IKE lost contact with remote peer, deleting connection

darin.marais · ‎02-21-2008

Is anyone on the list aware of any problem with the IKE between the VPN clients 4.7.00.0533 and VPN c3000 4.7.2.F.

It seams that we have a few client in our network with this configuration that are disconnected shortly after a renewed key exchange has happened between the C3000 and the VPN client.

After the new key is added at the client, the next TCP heartbeat sent from the client to the c3000 is not receive or ack and then shortly after the c3000 sends a TCP RST to the client.

***Messages from the c3000 are:

15:24:20.850 IKE lost contact with remote peer, deleting connection (keepalive type: DPD)

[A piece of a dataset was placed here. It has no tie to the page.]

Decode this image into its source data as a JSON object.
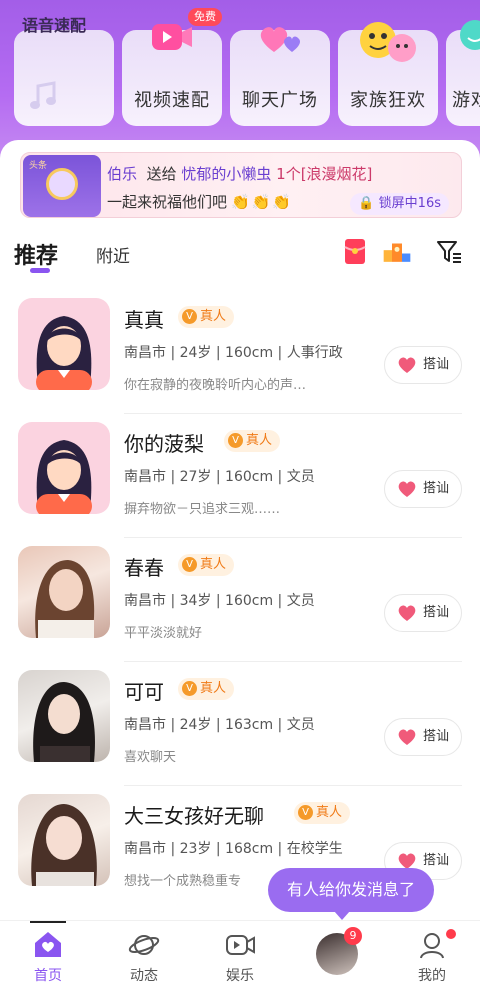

15:24:20.850 Sending IKE Delete With Reason message: Connectivity to Client Lost.

***From the client

15:15:31.500

Added key with SPI=0x38c47387 into key list

Assigned VA private interface addr 172.x.x.x

Activate outbound key with SPI=0x16daa730 for inbound key with SPI=0x38c47387

15:19:38.328 _TCP heartbeat sent to x.x.x.x, src port 1273, dst port 10000

15:24:20.828 _TCP RST received from x.x.x.x, src port 10000, dst port 1273

15:24:38.828 _TCP heartbeat sent to x.x.x.x, src port 1273, dst port 10000

Thank you for any help in advance.

Report Inappropriate Content · ‎02-27-2008

There are number of workarounds for this issue. Try to change the MTU to a higher and lower value than the current one. If this doesnt't work try this workaound at your own risk ,on the Client PC that is having the issue, goto:

%System Root%\Program Files\Cisco Systems\VPN Client\Profiles and edit the PCF file for the connection. Change the 'ForceKeepAlives=0' to 'ForceKeepAlives=1'.